Ninggal? Mati, maksudmu?”
“Iya, mati!”
“Tapi kemarin lusa saya lihat dia sehat-sehat saja tuh….”
“Iya, benar, ayo kita melayat dan membantu-bantu apa yang bisa kita lakukan.”
Tak lama terlihat orang-orang semakin banyak keluar dari rumahnya menuju rumah…. Dan ternyata tujuan mereka adalah rumah kecil –lebih tepatnya gubuk- yang selalu menarik perhatianku setiap melewati gang itu. Gubuk nenek tua renta.
Karena masih penasaran, kucoba bertanya pada seorang ibu muda yang baru keluar dari rumah itu,
“Jadi,  nenek penghuni rumah ini sudah meninggal ya, Bu?”
“Iya, kebetulan tadi saya mau minta daun pisang buat mepes ikan, dipanggil-panggil tak ada sahutan. Karena penasaran, saya ketuk rumahnya, sepi. Akhirnya saya dorong saja pintunya, ternyata Munah terbaring di dipannya, saya pegang badannya, sudah kaku!” jelas ibu muda itu.
“Emang Ibu ini siapanya si nenek?”
“Saya bukan siapa-siapanya, cuma kebetulan saja rumah kami dekat, tuh rumah saya,” katanya sambil menunjuk sebuah rumah tak jauh dari tempat kami berdiri.
“Mari, saya mau pulang dulu, mau ambil beras dulu,” pamitnya dengan senyum ramah.
“O, iya, silakan, Bu.”
Sebagai manusia yang berperikemanusiaan, aku turut melayat meskipun tidak membawa beras seperti kebiasaan orang kampung, dengan beberapa rupiah yang ada di saku trainingku mungkin aku juga bisa turut menyatakan bela sungkawa. Kulihat wajah sang mayat yang keriput namun bersih. Kupanjatkan doa agar Sang Kholik mengampuni dosa-dosanya. Hanya itu yang dapat kulakukan, kemudian aku keluar rumah itu karena mulai banyak orang yang masuk ke dalam rumah.

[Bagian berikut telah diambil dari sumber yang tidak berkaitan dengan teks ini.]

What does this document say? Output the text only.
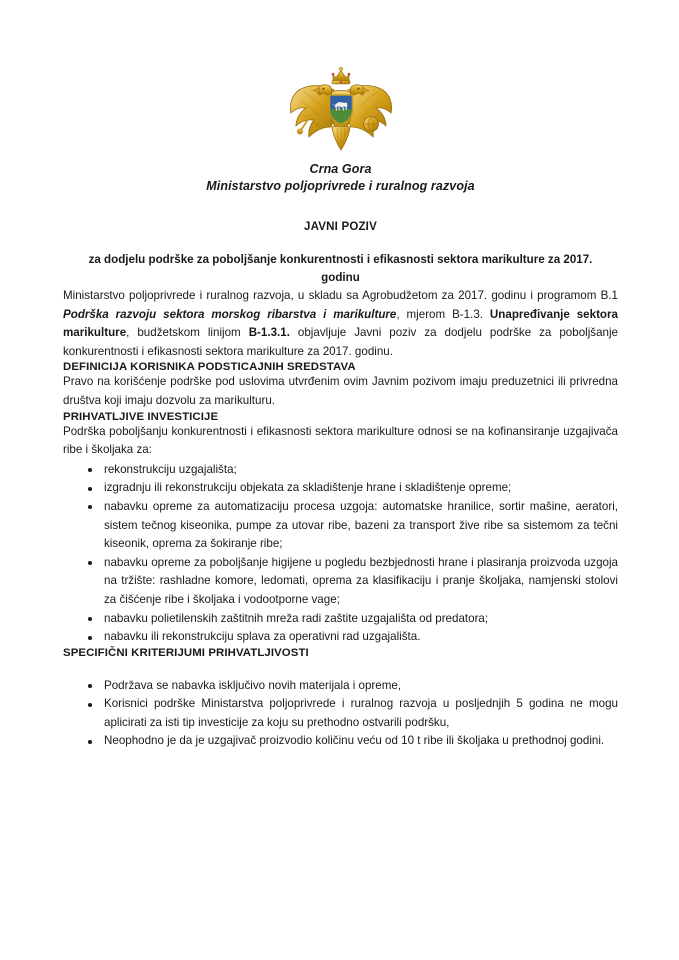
Crna Gora
Ministarstvo poljoprivrede i ruralnog razvoja
JAVNI POZIV
za dodjelu podrške za poboljšanje konkurentnosti i efikasnosti sektora marikulture za 2017. godinu

Ministarstvo poljoprivrede i ruralnog razvoja, u skladu sa Agrobudžetom za 2017. godinu i programom B.1 Podrška razvoju sektora morskog ribarstva i marikulture, mjerom B-1.3. Unapređivanje sektora marikulture, budžetskom linijom B-1.3.1. objavljuje Javni poziv za dodjelu podrške za poboljšanje konkurentnosti i efikasnosti sektora marikulture za 2017. godinu.

DEFINICIJA KORISNIKA PODSTICAJNIH SREDSTAVA

Pravo na korišćenje podrške pod uslovima utvrđenim ovim Javnim pozivom imaju preduzetnici ili privredna društva koji imaju dozvolu za marikulturu.

PRIHVATLJIVE INVESTICIJE

Podrška poboljšanju konkurentnosti i efikasnosti sektora marikulture odnosi se na kofinansiranje uzgajivača ribe i školjaka za:

rekonstrukciju uzgajališta;
izgradnju ili rekonstrukciju objekata za skladištenje hrane i skladištenje opreme;
nabavku opreme za automatizaciju procesa uzgoja: automatske hranilice, sortir mašine, aeratori, sistem tečnog kiseonika, pumpe za utovar ribe, bazeni za transport žive ribe sa sistemom za tečni kiseonik, oprema za šokiranje ribe;
nabavku opreme za poboljšanje higijene u pogledu bezbjednosti hrane i plasiranja proizvoda uzgoja na tržište: rashladne komore, ledomati, oprema za klasifikaciju i pranje školjaka, namjenski stolovi za čišćenje ribe i školjaka i vodootporne vage;
nabavku polietilenskih zaštitnih mreža radi zaštite uzgajališta od predatora;
nabavku ili rekonstrukciju splava za operativni rad uzgajališta.
SPECIFIČNI KRITERIJUMI PRIHVATLJIVOSTI
Podržava se nabavka isključivo novih materijala i opreme,
Korisnici podrške Ministarstva poljoprivrede i ruralnog razvoja u posljednjih 5 godina ne mogu aplicirati za isti tip investicije za koju su prethodno ostvarili podršku,
Neophodno je da je uzgajivač proizvodio količinu veću od 10 t ribe ili školjaka u prethodnoj godini.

Sambil kupandangi pepohonan di sekitar rumah kecil ini, kuperhatikan   orang-orang  mulai berbicara  ini-itu,  tapi  dengan  volume suara  rendah. Ada  yang bersungut-sungut jengkel, ada yang mengusap-usap dadanya, ada juga yang mengeleng-gelengkan kepalanya.
Sebagai manusia yang memiliki rasa ingin tahu tinggi, penasaranlah aku. Akhirnya aku mencoba menyadap pembicaraan mereka.

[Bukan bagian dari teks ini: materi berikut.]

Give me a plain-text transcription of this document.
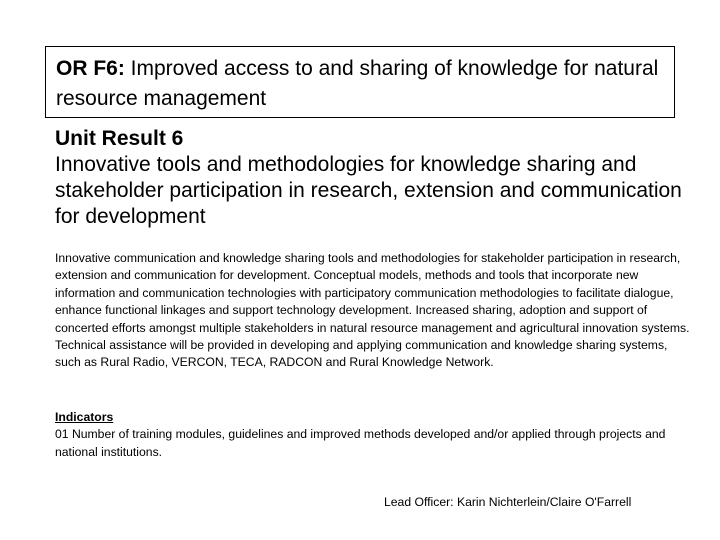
OR F6: Improved access to and sharing of knowledge for natural resource management
Unit Result 6
Innovative tools and methodologies for knowledge sharing and stakeholder participation in research, extension and communication for development
Innovative communication and knowledge sharing tools and methodologies for stakeholder participation in research, extension and communication for development. Conceptual models, methods and tools that incorporate new information and communication technologies with participatory communication methodologies to facilitate dialogue, enhance functional linkages and support technology development. Increased sharing, adoption and support of concerted efforts amongst multiple stakeholders in natural resource management and agricultural innovation systems. Technical assistance will be provided in developing and applying communication and knowledge sharing systems, such as Rural Radio, VERCON, TECA, RADCON and Rural Knowledge Network.
Indicators
01 Number of training modules, guidelines and improved methods developed and/or applied through projects and national institutions.
Lead Officer: Karin Nichterlein/Claire O'Farrell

“Anaknya hidup jongjon-jongjon aja di rumah bagus, ibunya gak diperhatikan, dibiarkan tinggal sendirian, huh… Kalau saya gak bakalan membiarkan ibu saya begitu!”seorang pelayat wanita menggerutu.

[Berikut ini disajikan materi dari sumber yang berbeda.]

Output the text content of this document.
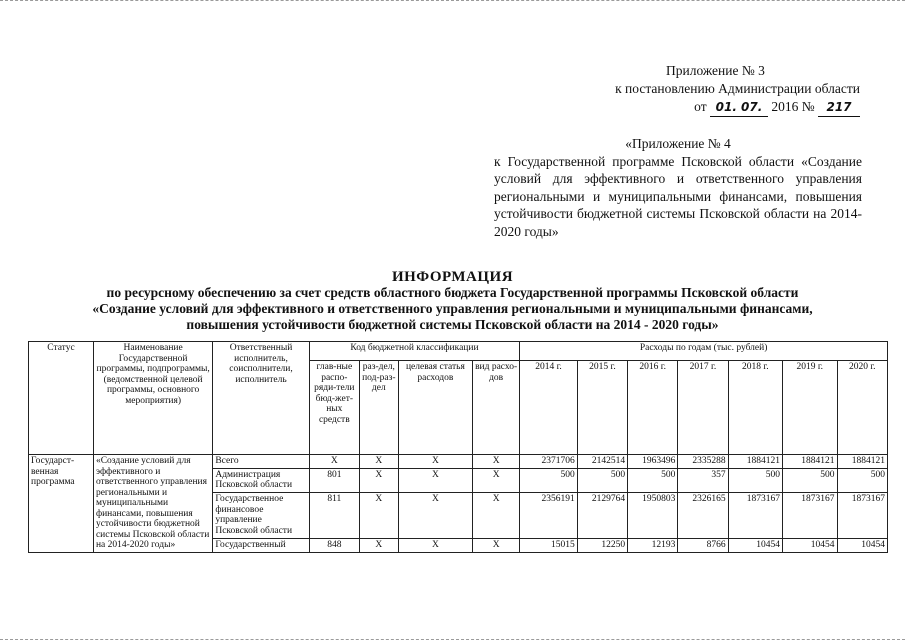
Приложение № 3
к постановлению Администрации области
от 01. 07. 2016 № 217
«Приложение № 4
к Государственной программе Псковской области «Создание условий для эффективного и ответственного управления региональными и муниципальными финансами, повышения устойчивости бюджетной системы Псковской области на 2014-2020 годы»
ИНФОРМАЦИЯ
по ресурсному обеспечению за счет средств областного бюджета Государственной программы Псковской области
«Создание условий для эффективного и ответственного управления региональными и муниципальными финансами,
повышения устойчивости бюджетной системы Псковской области на 2014 - 2020 годы»
Статус	Наименование Государственной программы, подпрограммы, (ведомственной целевой программы, основного мероприятия)	Ответственный исполнитель, соисполнители, исполнитель	Код бюджетной классификации				Расходы по годам (тыс. рублей)						
			глав-ные распо-ряди-тели бюд-жет-ных средств	раз-дел, под-раз-дел	целевая статья расходов	вид расхо-дов	2014 г.	2015 г.	2016 г.	2017 г.	2018 г.	2019 г.	2020 г.
Государст-венная программа	«Создание условий для эффективного и ответственного управления региональными и муниципальными финансами, повышения устойчивости бюджетной системы Псковской области на 2014-2020 годы»	Всего	X	X	X	X	2371706	2142514	1963496	2335288	1884121	1884121	1884121
		Администрация Псковской области	801	X	X	X	500	500	500	357	500	500	500
		Государственное финансовое управление Псковской области	811	X	X	X	2356191	2129764	1950803	2326165	1873167	1873167	1873167
		Государственный	848	X	X	X	15015	12250	12193	8766	10454	10454	10454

“Aih, ari Bu Neni, atuh puguh, sayah oge kasihan ka indung mah, sudah tua, lagian kita juga masih mampu atuh kalau cuma nampung dan memberi makan satu orang mah, apalagi ibu kita sendiri….”
“Iya, kasihan sekali Nek Munah ya, buat makan mencari sendiri, tinggal di kebun orang, untung saja masih ada orang yang mau meminjamkan tanahnya untuk ditinggali,” timpal seorang yang lain.
“Dulu si nenek tinggal di pekarangan anaknya, kan?”
“Pernah, sangat singkat sekali. kemudian diusir gara-gara si nenek tidak mampu membayar listrik. Padahal cuma satu gantungan lampu lima watt saja,” jelas seorang bapak ikut merumpi dengan ibu-ibu.
“Emm…. Ada ya, orang setega itu pada orang tuanya! Padahal jika dibanding dengan jasa seorang ibu dari sejak mengandung, melahirkan, menyusui, merawat dan membesarkan, masalah bayaran listrik yang sepele tidak akan bisa menggantikan segalanya, seujung kotoran kuku yang melekat pun tidak.
Ibu-ibu yang lain tak kalah ingin menimpali juga. “Kok bisa gitu ya? Ckckck... amit-amit jabang oroook..... Anak-anak kita kelak semoga tidak seperti itu kelakuannya ya...”
“Iya, Bu... Iya, Buuu....” timpal yang lainnya.
Gerutuan semakin banyak, melebar kemana-mana, baik di kalangan ibu-ibu pelayat, maupun di kalangan bapak-bapak.
Ketika muncul seseorang, tiba-tiba suara-suara itu mereda, lalu berganti topik pembicaraan.
“Tuh, anak-anaknya mulai datang!” bisik seorang ibu dengan mengisyaratkan supaya diam.
Dari rundingan beberapa tetua dan keluarga almarhumah, akhirnya si mayat dibawa ke rumah salah seorang anaknya yang paling dekat.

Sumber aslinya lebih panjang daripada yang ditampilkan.